John Burnside’s slow-release magic

And why he’ll make a great Booker judge

By Maggie Fergusson

The literary calendar is now so crammed with prizes it’s hard to keep abreast of winners, let alone judges. But today’s announcement of the panel for the 2015 Man Booker prize is cause for celebration. The column inches will go to the appointment of the chancellor’s wife, Frances Osborne. But the stroke of genius is the inclusion of John Burnside.

Have you heard of Burnside? Have you read a single one of his books? If the answer is no, and no, you’re in the majority. Should you have heard of him? Should you read him? Well, yes, and emphatically yes.

Since he published his first collection of poetry, “The Hoop”, in 1988, Burnside’s work has been greeted with rapturous reviews. He’s one of only two poets to have won both the Forward and the T.S. Eliot prizes for the same collection. “If genius is operating anywhere in English poetry at present,” the novelist Adam Thorpe has written, “it’s here, in Burnside’s singular music.”

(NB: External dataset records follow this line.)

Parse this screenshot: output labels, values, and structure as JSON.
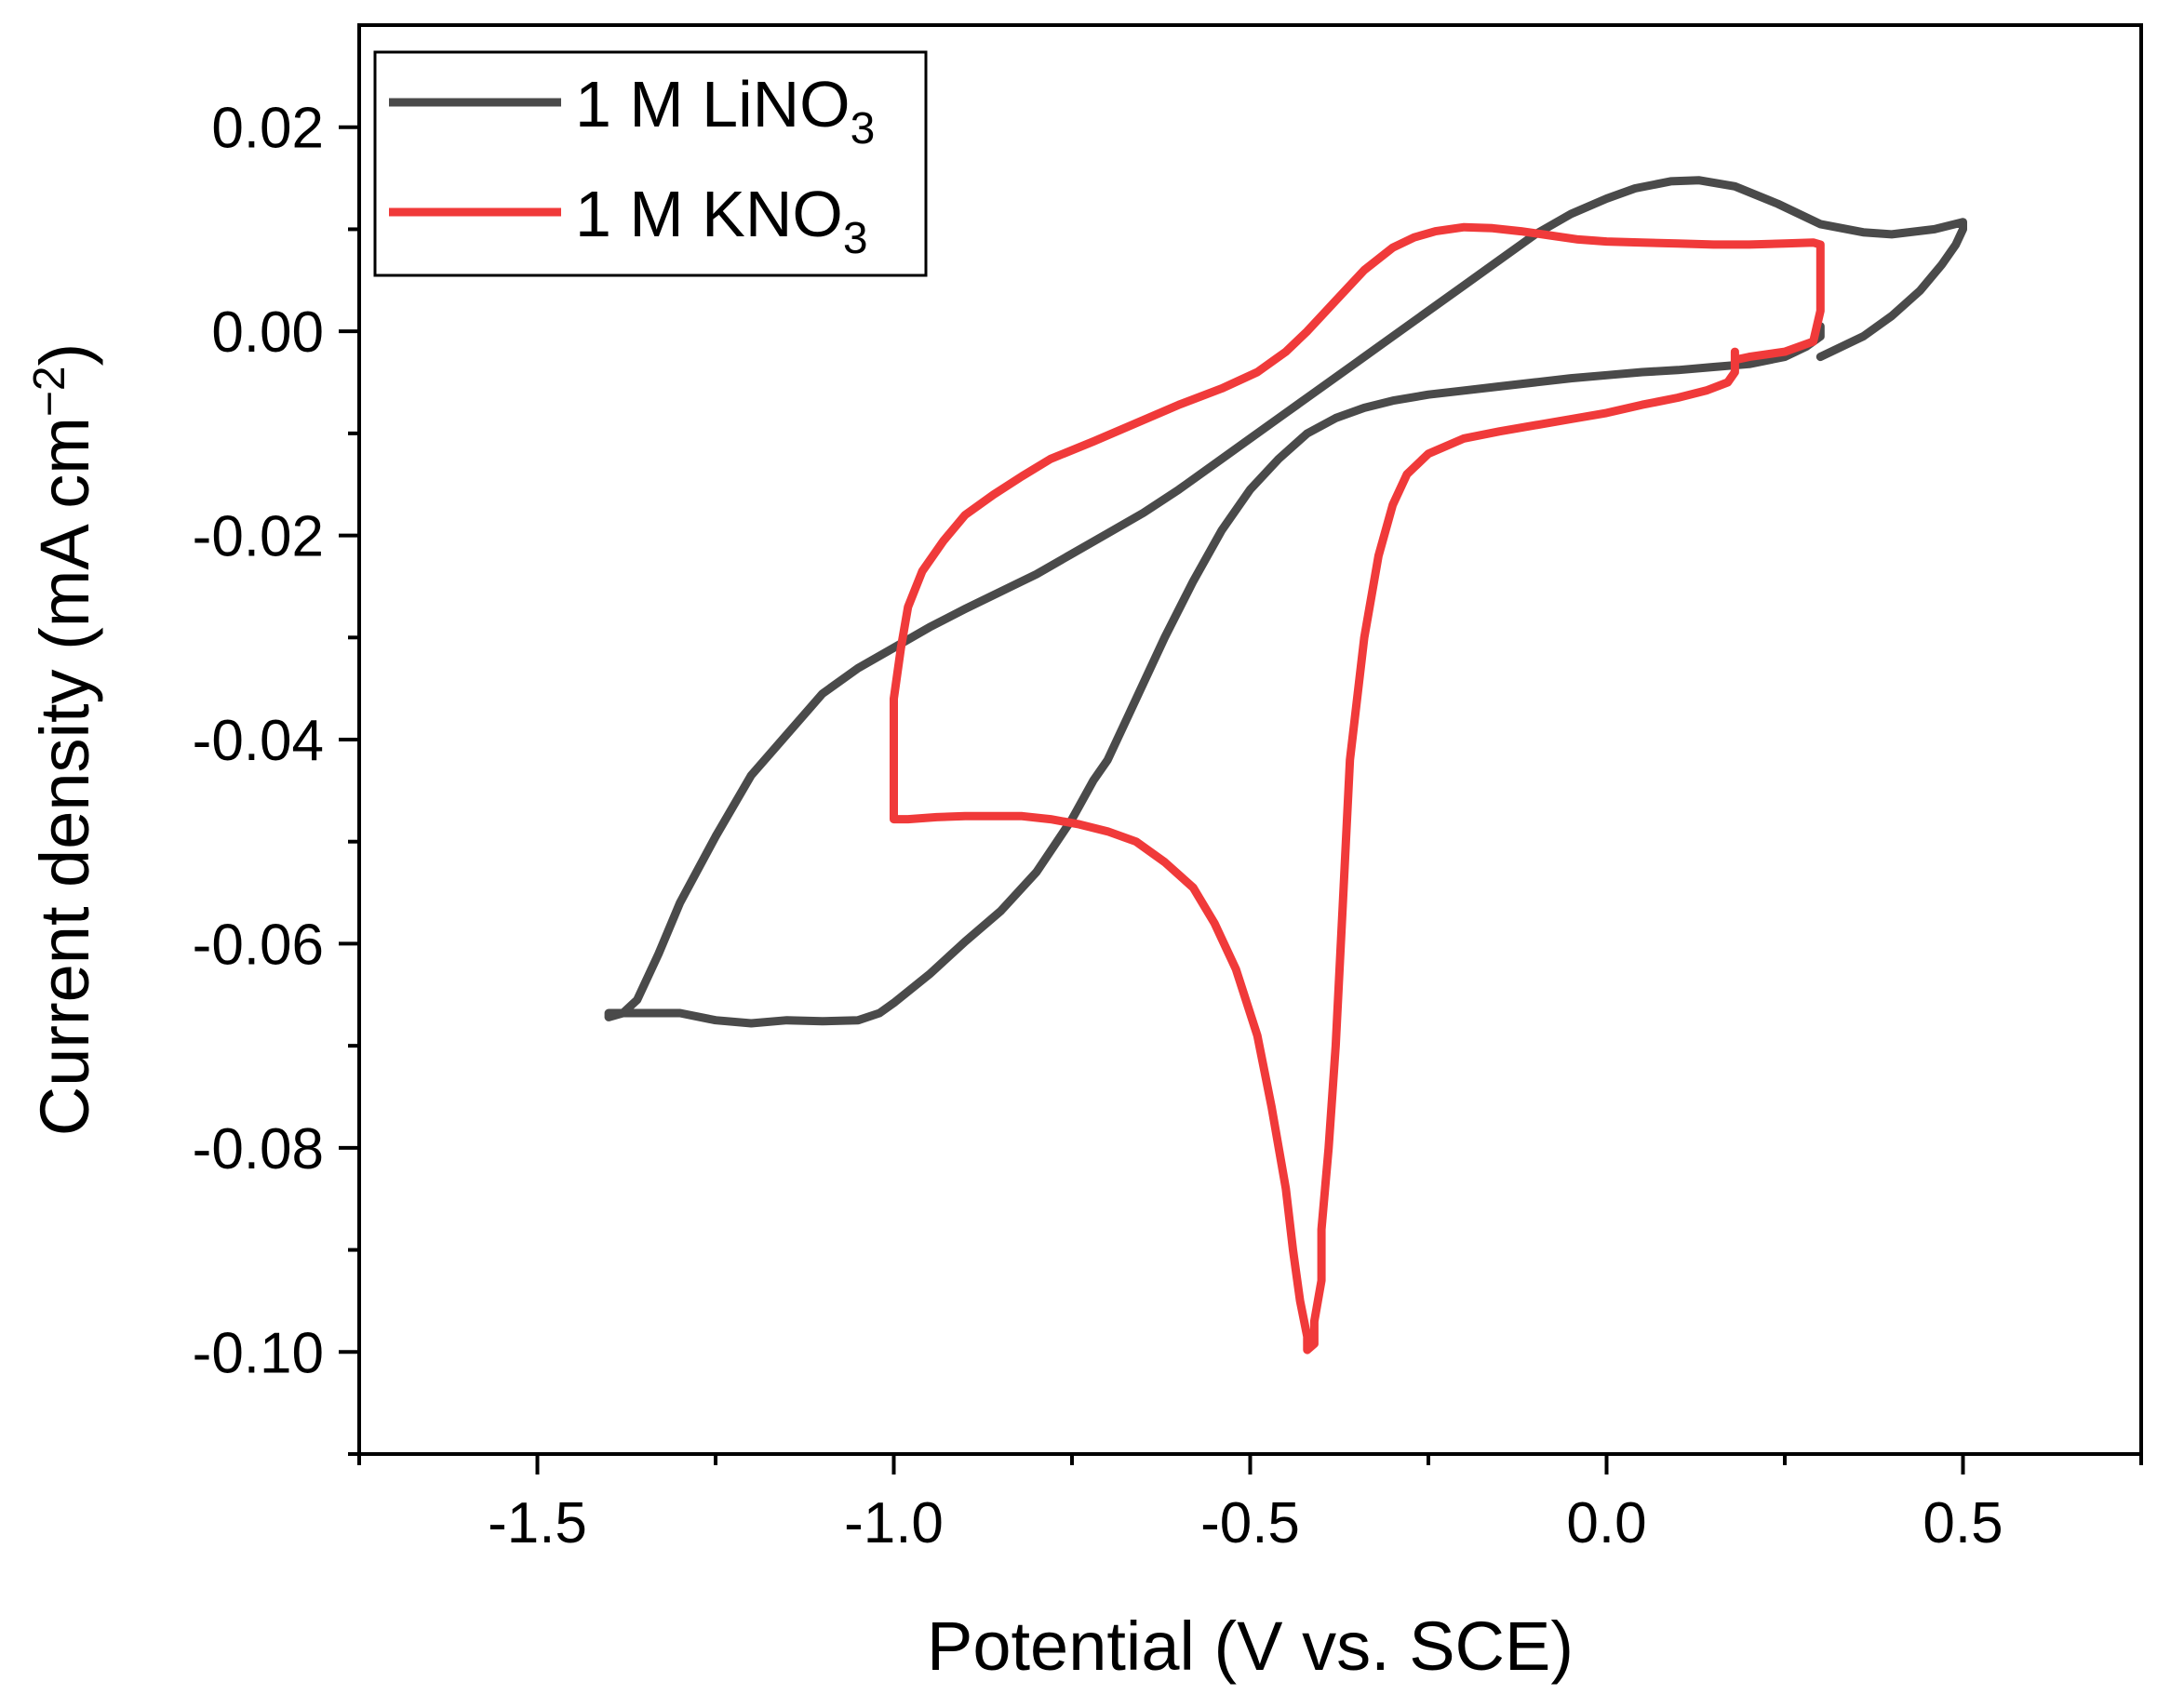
{
  "chart_data": {
    "type": "line",
    "title": "",
    "xlabel": "Potential (V vs. SCE)",
    "ylabel": "Current density (mA cm",
    "ylabel_unit_sup": "−2",
    "ylabel_close": ")",
    "xlim": [
      -1.75,
      0.75
    ],
    "ylim": [
      -0.11,
      0.03
    ],
    "x_ticks": [
      {
        "value": -1.5,
        "label": "-1.5"
      },
      {
        "value": -1.0,
        "label": "-1.0"
      },
      {
        "value": -0.5,
        "label": "-0.5"
      },
      {
        "value": 0.0,
        "label": "0.0"
      },
      {
        "value": 0.5,
        "label": "0.5"
      }
    ],
    "x_minor_ticks": [
      -1.75,
      -1.25,
      -0.75,
      -0.25,
      0.25,
      0.75
    ],
    "y_ticks": [
      {
        "value": 0.02,
        "label": "0.02"
      },
      {
        "value": 0.0,
        "label": "0.00"
      },
      {
        "value": -0.02,
        "label": "-0.02"
      },
      {
        "value": -0.04,
        "label": "-0.04"
      },
      {
        "value": -0.06,
        "label": "-0.06"
      },
      {
        "value": -0.08,
        "label": "-0.08"
      },
      {
        "value": -0.1,
        "label": "-0.10"
      }
    ],
    "y_minor_ticks": [
      0.01,
      -0.01,
      -0.03,
      -0.05,
      -0.07,
      -0.09,
      -0.11
    ],
    "legend_position": "top-left",
    "grid": false,
    "series": [
      {
        "name": "1 M LiNO",
        "name_sub": "3",
        "color": "#4a4a4a",
        "x": [
          0.3,
          0.33,
          0.36,
          0.4,
          0.44,
          0.47,
          0.49,
          0.5,
          0.5,
          0.46,
          0.4,
          0.36,
          0.3,
          0.24,
          0.18,
          0.13,
          0.09,
          0.04,
          0.0,
          -0.05,
          -0.1,
          -0.15,
          -0.2,
          -0.25,
          -0.3,
          -0.35,
          -0.4,
          -0.45,
          -0.5,
          -0.55,
          -0.6,
          -0.65,
          -0.7,
          -0.75,
          -0.8,
          -0.85,
          -0.9,
          -0.95,
          -1.0,
          -1.05,
          -1.1,
          -1.15,
          -1.2,
          -1.25,
          -1.3,
          -1.33,
          -1.36,
          -1.38,
          -1.4,
          -1.4,
          -1.36,
          -1.3,
          -1.25,
          -1.2,
          -1.15,
          -1.1,
          -1.05,
          -1.02,
          -1.0,
          -0.95,
          -0.9,
          -0.85,
          -0.8,
          -0.75,
          -0.72,
          -0.7,
          -0.67,
          -0.64,
          -0.62,
          -0.58,
          -0.54,
          -0.5,
          -0.46,
          -0.42,
          -0.38,
          -0.34,
          -0.3,
          -0.25,
          -0.2,
          -0.15,
          -0.1,
          -0.05,
          0.0,
          0.05,
          0.1,
          0.15,
          0.2,
          0.25,
          0.28,
          0.3,
          0.3
        ],
        "y": [
          -0.0025,
          -0.0015,
          -0.0005,
          0.0015,
          0.004,
          0.0065,
          0.0085,
          0.01,
          0.0107,
          0.01,
          0.0095,
          0.0097,
          0.0105,
          0.0125,
          0.0142,
          0.0148,
          0.0147,
          0.014,
          0.013,
          0.0115,
          0.0095,
          0.007,
          0.0045,
          0.002,
          -0.0005,
          -0.003,
          -0.0055,
          -0.008,
          -0.0105,
          -0.013,
          -0.0155,
          -0.0178,
          -0.0198,
          -0.0218,
          -0.0238,
          -0.0255,
          -0.0272,
          -0.029,
          -0.031,
          -0.033,
          -0.0355,
          -0.0395,
          -0.0435,
          -0.0495,
          -0.056,
          -0.061,
          -0.0655,
          -0.0668,
          -0.0672,
          -0.0668,
          -0.0668,
          -0.0668,
          -0.0675,
          -0.0678,
          -0.0675,
          -0.0676,
          -0.0675,
          -0.0668,
          -0.0658,
          -0.063,
          -0.0598,
          -0.0568,
          -0.053,
          -0.0478,
          -0.044,
          -0.042,
          -0.0375,
          -0.033,
          -0.03,
          -0.0245,
          -0.0195,
          -0.0155,
          -0.0125,
          -0.01,
          -0.0085,
          -0.0075,
          -0.0068,
          -0.0062,
          -0.0058,
          -0.0054,
          -0.005,
          -0.0046,
          -0.0043,
          -0.004,
          -0.0038,
          -0.0035,
          -0.0032,
          -0.0025,
          -0.0015,
          -0.0005,
          0.0005
        ]
      },
      {
        "name": "1 M KNO",
        "name_sub": "3",
        "color": "#f03a3a",
        "x": [
          0.18,
          0.18,
          0.17,
          0.14,
          0.1,
          0.05,
          0.0,
          -0.05,
          -0.1,
          -0.15,
          -0.2,
          -0.25,
          -0.28,
          -0.3,
          -0.32,
          -0.34,
          -0.36,
          -0.37,
          -0.38,
          -0.39,
          -0.4,
          -0.4,
          -0.41,
          -0.41,
          -0.42,
          -0.42,
          -0.43,
          -0.44,
          -0.45,
          -0.47,
          -0.49,
          -0.52,
          -0.55,
          -0.58,
          -0.62,
          -0.66,
          -0.7,
          -0.74,
          -0.78,
          -0.82,
          -0.86,
          -0.9,
          -0.94,
          -0.98,
          -1.0,
          -1.0,
          -1.0,
          -0.99,
          -0.98,
          -0.96,
          -0.93,
          -0.9,
          -0.86,
          -0.82,
          -0.78,
          -0.72,
          -0.66,
          -0.6,
          -0.54,
          -0.49,
          -0.45,
          -0.42,
          -0.38,
          -0.34,
          -0.3,
          -0.27,
          -0.24,
          -0.2,
          -0.16,
          -0.12,
          -0.08,
          -0.04,
          0.0,
          0.05,
          0.1,
          0.15,
          0.2,
          0.25,
          0.29,
          0.3,
          0.3,
          0.3,
          0.29,
          0.25,
          0.2,
          0.18
        ],
        "y": [
          -0.002,
          -0.004,
          -0.005,
          -0.0058,
          -0.0065,
          -0.0072,
          -0.008,
          -0.0086,
          -0.0092,
          -0.0098,
          -0.0105,
          -0.012,
          -0.014,
          -0.017,
          -0.022,
          -0.03,
          -0.042,
          -0.056,
          -0.07,
          -0.08,
          -0.088,
          -0.093,
          -0.097,
          -0.0992,
          -0.0998,
          -0.0985,
          -0.095,
          -0.09,
          -0.084,
          -0.076,
          -0.069,
          -0.0625,
          -0.058,
          -0.0545,
          -0.052,
          -0.05,
          -0.049,
          -0.0483,
          -0.0478,
          -0.0475,
          -0.0475,
          -0.0475,
          -0.0476,
          -0.0478,
          -0.0478,
          -0.042,
          -0.036,
          -0.031,
          -0.027,
          -0.0235,
          -0.0205,
          -0.018,
          -0.016,
          -0.0142,
          -0.0125,
          -0.0108,
          -0.009,
          -0.0072,
          -0.0056,
          -0.004,
          -0.002,
          0.0,
          0.003,
          0.006,
          0.0082,
          0.0092,
          0.0098,
          0.0102,
          0.0101,
          0.0098,
          0.0094,
          0.009,
          0.0088,
          0.0087,
          0.0086,
          0.0085,
          0.0085,
          0.0086,
          0.0087,
          0.0085,
          0.006,
          0.002,
          -0.001,
          -0.002,
          -0.0025,
          -0.0028
        ]
      }
    ]
  }
}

Robin Robertson, himself a prize-winning poet and Burnside’s editor at Cape, remembers encountering his work for the first time. “It was dark, lyrical, numinous, muscular—and I immediately thought, this is extraordinary; this is exactly what I want to publish.” He invited Burnside to meet him for lunch. The poetry had led him to expect “a lean, dashing, Byronic figure—but in walked this lumpy guy in a cheap suit, carrying the world’s worst briefcase.”

Burnside was, at the time, working in IT. This was the period of his life he describes so vividly in “Waking Up in Toytown”, his second volume of memoir, which opens, unforgettably, “Not so long ago, when I was still mad, I found myself in the strangest lunatic asylum I had ever seen.” It goes on to chart Burnside’s attempts to give mental illness the slip by disappearing into “a Surbiton of the mind”, and a nine-to-five career in middle management.

To poetry and memoir, add short stories and novels—and prizes in every form. “It’s very, very rare for a writer to be equally good at poems and novels,” the critic Christina Patterson has written. “John Burnside is. He’s a brilliant poet, a brilliant memoirist, and a brilliant novelist … breathtakingly good.” Breathtaking’s the word. Both in his poetry and his prose, Burnside has the ability to stop you in your tracks, so that you simply have to pause and wonder before moving on. And then, long after the last page is turned, his thoughts and images continue to reverberate—a kind of slow-release magic.

This year, in case you’ve missed them, Burnside has published two extraordinary books—a collection of poetry, “All One Breath”, shortlisted for both the Forward and T.S. Eliot prizes, and “I Put a Spell on You”, a third volume of memoir, combining essay, autobiography and fiction. If you’re looking for a treat this side of Christmas, read them both.